Understanding Asynchronous Inference Methods for Vision-Language-Action Models
The emergence of Vision-Language-Action (VLA) models marks a significant advancement in the realm of generalist robot control. However, a pressing challenge that arises with these models is inference latency, which can lead to observation staleness when actions are executed asynchronously. To address this issue, researchers have proposed several innovative methods, including inference-time inpainting (IT-RTC), training-time delay simulation (TT-RTC), future-state-aware conditioning (VLASH), and lightweight residual correction (A2C2). Each of these techniques offers a unique solution to the latency problem, yet they have been evaluated independently, often using different codebases, base policies, and protocols.
This article aims to provide a systematic comparison of these four asynchronous inference methods, exploring their effectiveness under controlled conditions. The research highlights the development of two unified codebases that integrate all four methods with harmonized library and dataset versions, allowing for a more direct comparison of their performance.
Methodologies Overview
- Inference-Time Inpainting (IT-RTC): This method focuses on reconstructing missing information during inference, which can help mitigate the effects of staleness at lower delays.
- Training-Time Delay Simulation (TT-RTC): This approach simulates delays during the training phase, ensuring that the model is robust against various delay distributions without adding inference overhead.
- Future-State-Aware Conditioning (VLASH): By conditioning the model on future states, VLASH attempts to enhance decision-making capabilities, though it presents a trade-off between low and high delay performance.
- Lightweight Residual Correction (A2C2): This method applies a residual correction at each step, which has proven to be highly effective in maintaining performance across various inference delays.
Benchmarking Results
The study benchmarks these methods on the Kinetix suite using MLPMixer policies and on the LIBERO manipulation benchmark with SmolVLA, sweeping inference delays up to $d=20$ control steps. The results reveal several key insights:
- A2C2’s Performance: A2C2 emerges as the most effective method on the Kinetix suite, achieving a solve rate above 90% up to $d=8$. It also leads in performance on the LIBERO benchmark starting from $d=4$.

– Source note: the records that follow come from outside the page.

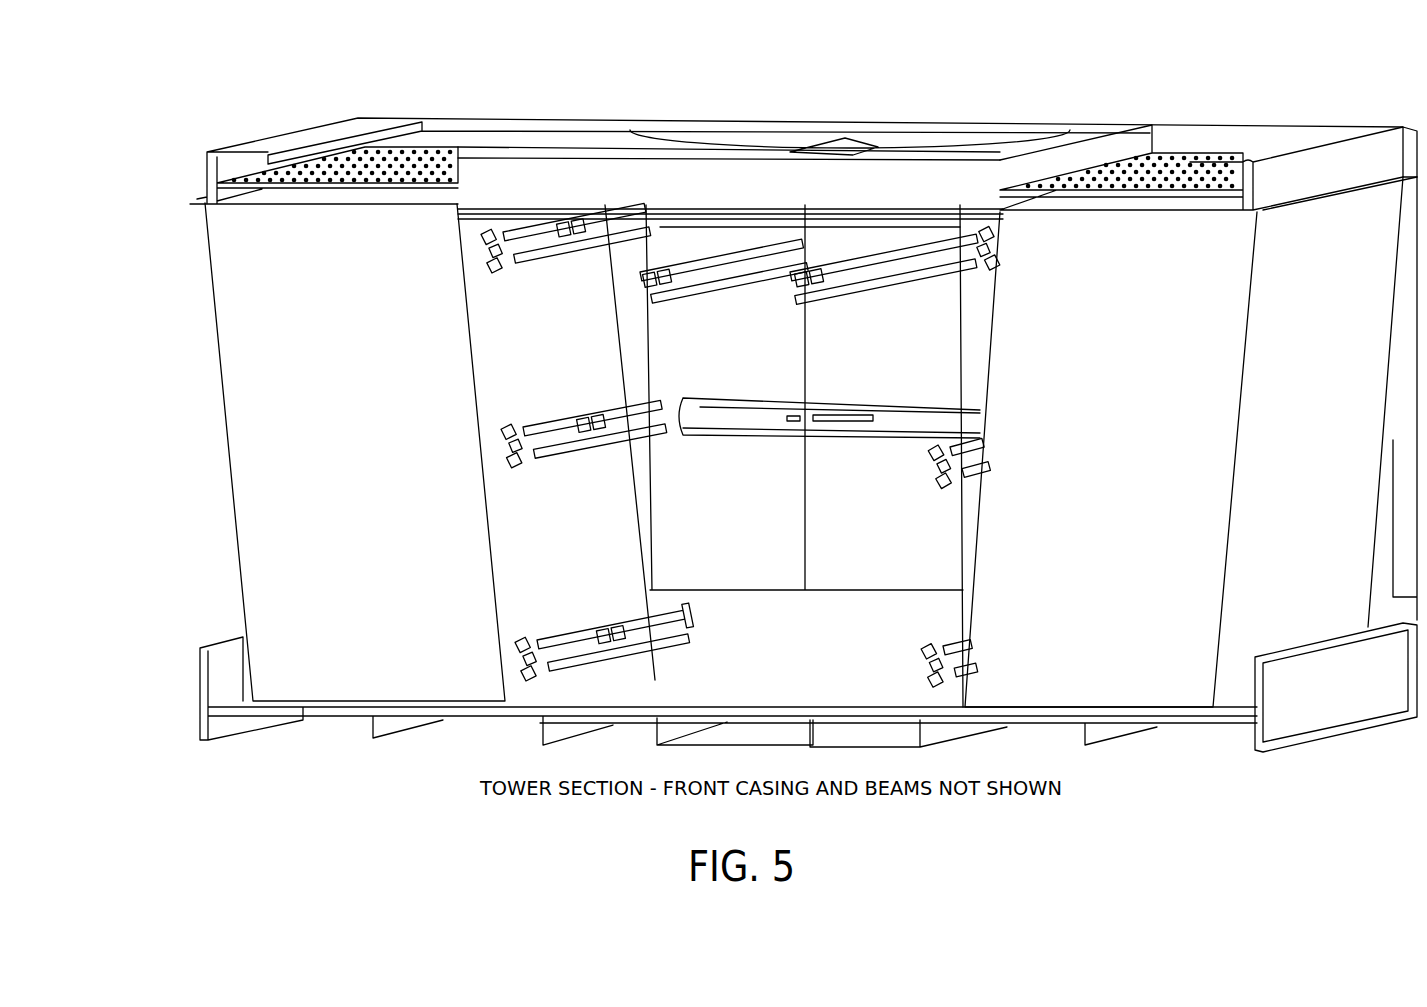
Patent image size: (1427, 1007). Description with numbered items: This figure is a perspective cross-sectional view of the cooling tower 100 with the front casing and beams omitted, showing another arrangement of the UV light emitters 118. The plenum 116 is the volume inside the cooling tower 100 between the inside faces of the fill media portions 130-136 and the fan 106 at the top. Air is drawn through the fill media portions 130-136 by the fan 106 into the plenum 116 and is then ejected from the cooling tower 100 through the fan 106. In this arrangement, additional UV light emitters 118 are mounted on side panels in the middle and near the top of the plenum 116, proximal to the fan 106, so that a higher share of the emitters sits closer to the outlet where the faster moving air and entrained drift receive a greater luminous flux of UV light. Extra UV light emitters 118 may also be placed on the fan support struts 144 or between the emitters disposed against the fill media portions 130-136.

The cooling tower 100 is at (1122, 83).
The fan 106 is at (833, 122).
The plenum 116 is at (713, 527).
The UV light emitters 118 is at (619, 357).
The fill media portions 130-136 is at (228, 443).
The fan support struts 144 is at (894, 296).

- IT-RTC Limitations: While IT-RTC is competitive at lower delays, it shows a sharp decline in performance at longer delays ($H=30$) and higher latency.
- TT-RTC’s Robustness: TT-RTC stands out as the most robust training-based method, remaining stable across different maximum delay choices and generalizing well beyond its training delay distribution.
- VLASH’s Trade-Off: VLASH’s effectiveness is influenced by the fine-tuning delay range, showcasing a clear trade-off between low and high delay performance.
Conclusion
As the field of robotics continues to evolve, the need for effective asynchronous inference methods becomes increasingly critical. The systematic comparison of IT-RTC, TT-RTC, VLASH, and A2C2 provides valuable insights into their relative strengths and weaknesses. The code developed for this research is available at GitHub, providing a resource for further exploration and development in this exciting area of study.